Another key issue concerns whether or not the therapist should reveal aspects of his own situation. After the loss of his wife, Wurmser felt that his patients cared about him. It might be a unique opportunity for patients to be allowed to experience and develop these qualities in themselves in a therapeutic setting. However, too much compassion may easily take the form of resistance.

Based on his ideas of complicated grief, Volkan developed ‘re-grief therapy’, a short-term psychoanalysis focusing on restarting the mourning process, based on transference work (11). Complications in the mourning process may lead to depression or persistent pathological grief, Volkan underscores. According to him, this is implicit in Freud’s article.

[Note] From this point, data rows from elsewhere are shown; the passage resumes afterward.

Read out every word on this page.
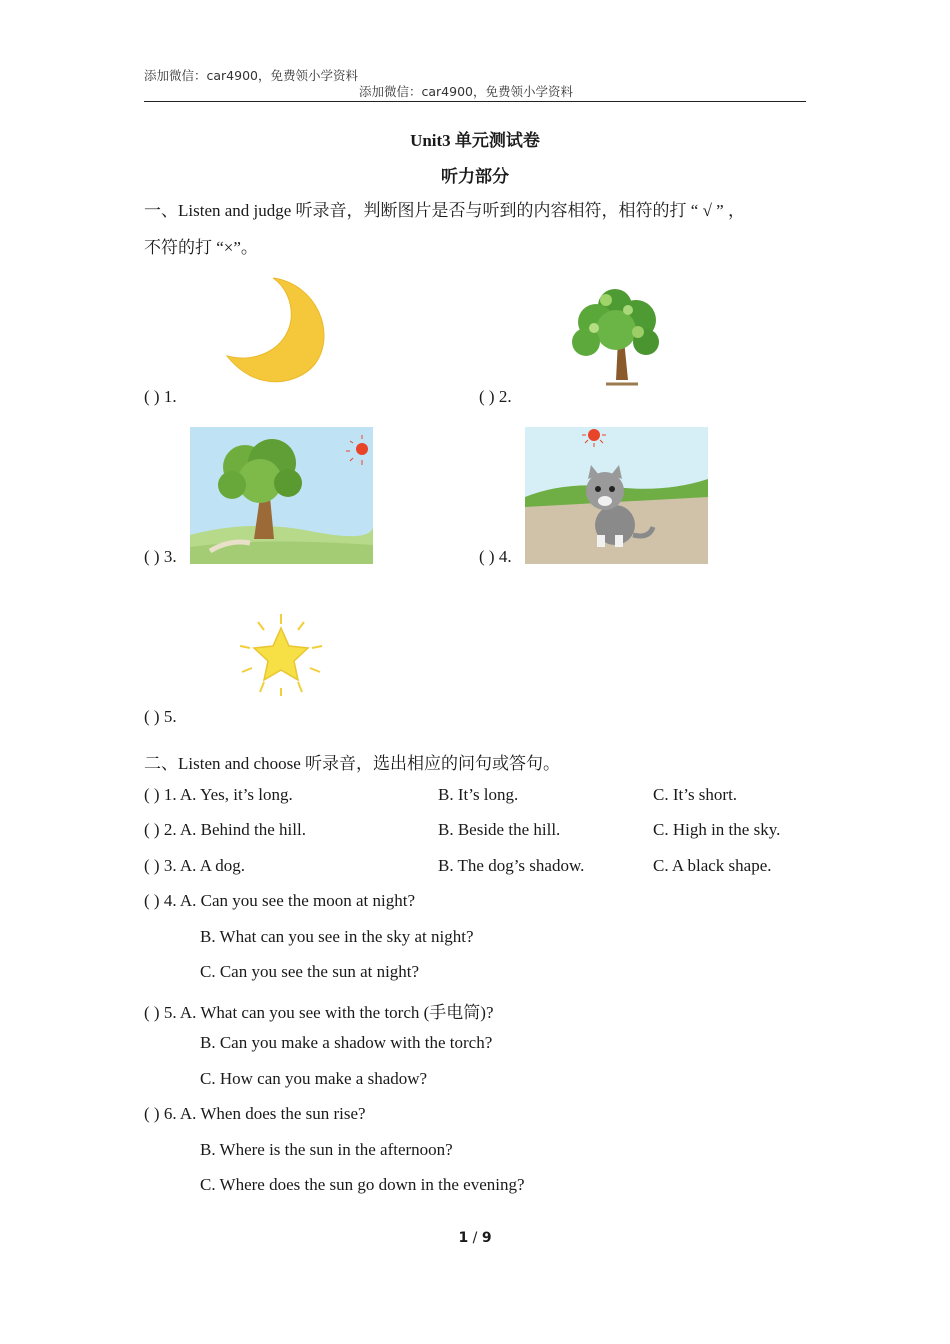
添加微信：car4900，免费领小学资料
添加微信：car4900，免费领小学资料
Unit3 单元测试卷
听力部分
一、Listen and judge 听录音，判断图片是否与听到的内容相符，相符的打 “ √ ” ，
不符的打 “×”。
( ) 1.	( ) 2.
( ) 3.	( ) 4.
( ) 5.
二、Listen and choose 听录音，选出相应的问句或答句。
( ) 1. A. Yes, it’s long.	B. It’s long.	C. It’s short.
( ) 2. A. Behind the hill.	B. Beside the hill.	C. High in the sky.
( ) 3. A. A dog.	B. The dog’s shadow.	C. A black shape.
( ) 4. A. Can you see the moon at night?
B. What can you see in the sky at night?
C. Can you see the sun at night?
( ) 5. A. What can you see with the torch (手电筒)?
B. Can you make a shadow with the torch?
C. How can you make a shadow?
( ) 6. A. When does the sun rise?
B. Where is the sun in the afternoon?
C. Where does the sun go down in the evening?
1 / 9
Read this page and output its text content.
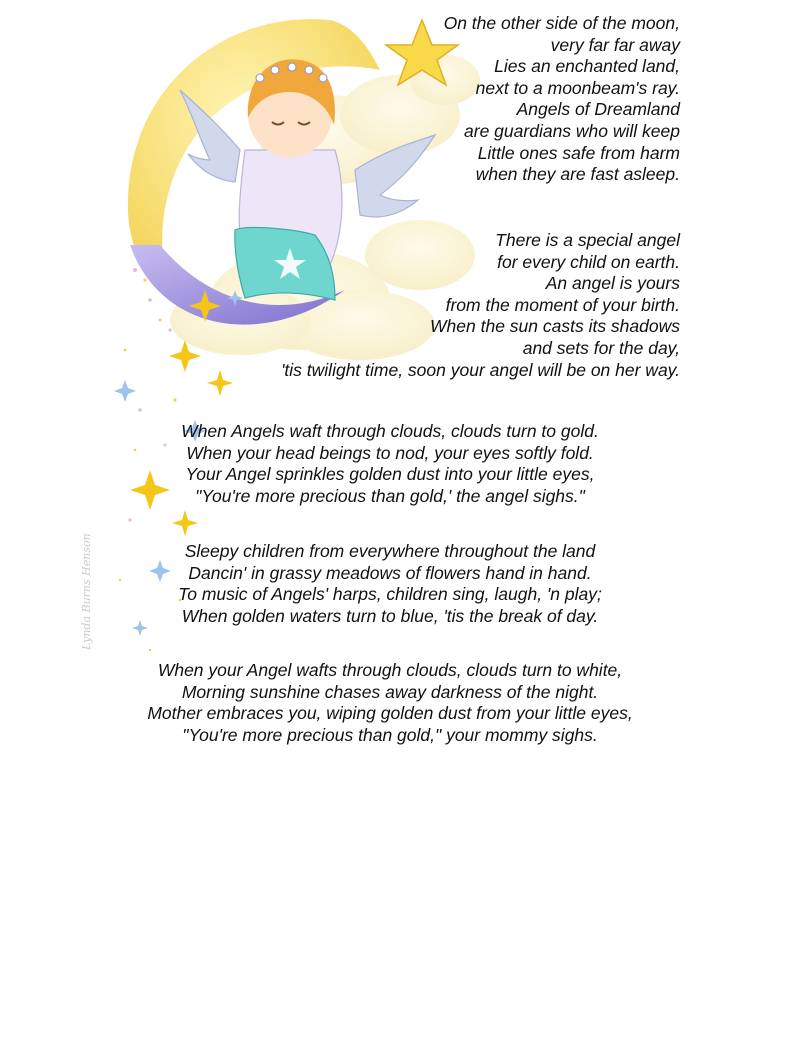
Lynda Burns Henson
On the other side of the moon,
very far far away
Lies an enchanted land,
next to a moonbeam's ray.
Angels of Dreamland
are guardians who will keep
Little ones safe from harm
when they are fast asleep.
There is a special angel
for every child on earth.
An angel is yours
from the moment of your birth.
When the sun casts its shadows
and sets for the day,
'tis twilight time, soon your angel will be on her way.
When Angels waft through clouds, clouds turn to gold.
When your head beings to nod, your eyes softly fold.
Your Angel sprinkles golden dust into your little eyes,
"You're more precious than gold,' the angel sighs."
Sleepy children from everywhere throughout the land
Dancin' in grassy meadows of flowers hand in hand.
To music of Angels' harps, children sing, laugh, 'n play;
When golden waters turn to blue, 'tis the break of day.
When your Angel wafts through clouds, clouds turn to white,
Morning sunshine chases away darkness of the night.
Mother embraces you, wiping golden dust from your little eyes,
"You're more precious than gold," your mommy sighs.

Kristensen and colleagues also believe that psychotherapy appears to be effective in cases of prolonged grief, but when depression is accompanied by comorbidity, it may often be useful to combine this with antidepressants (12). However, they do not discuss the dynamic understanding of the association between these two conditions.

In a psychoanalysis, knowledge of pathological grief may aid in understanding the scope of transference between the patient and the therapist, which may occur especially at the final stage of therapy.

Conclusion

Sigmund Freud’s writings bear the imprint of contemporary currents in various sciences, such as medicine and psychology. On the other hand, his work points far beyond these, and stands out as relevant to us today. Mourning and Melancholia will endure as an example of how a person, through crisis, can mobilise self-healing and creative forces.

The description and understanding of the dynamics behind pathological grief are highly relevant in modern medicine and psychiatry, and the condition has finally been recognised as a separate diagnostic unit. It is important for doctors and other health personnel to be knowledgeable about the condition, its dynamics and close relationship to other affective disorders.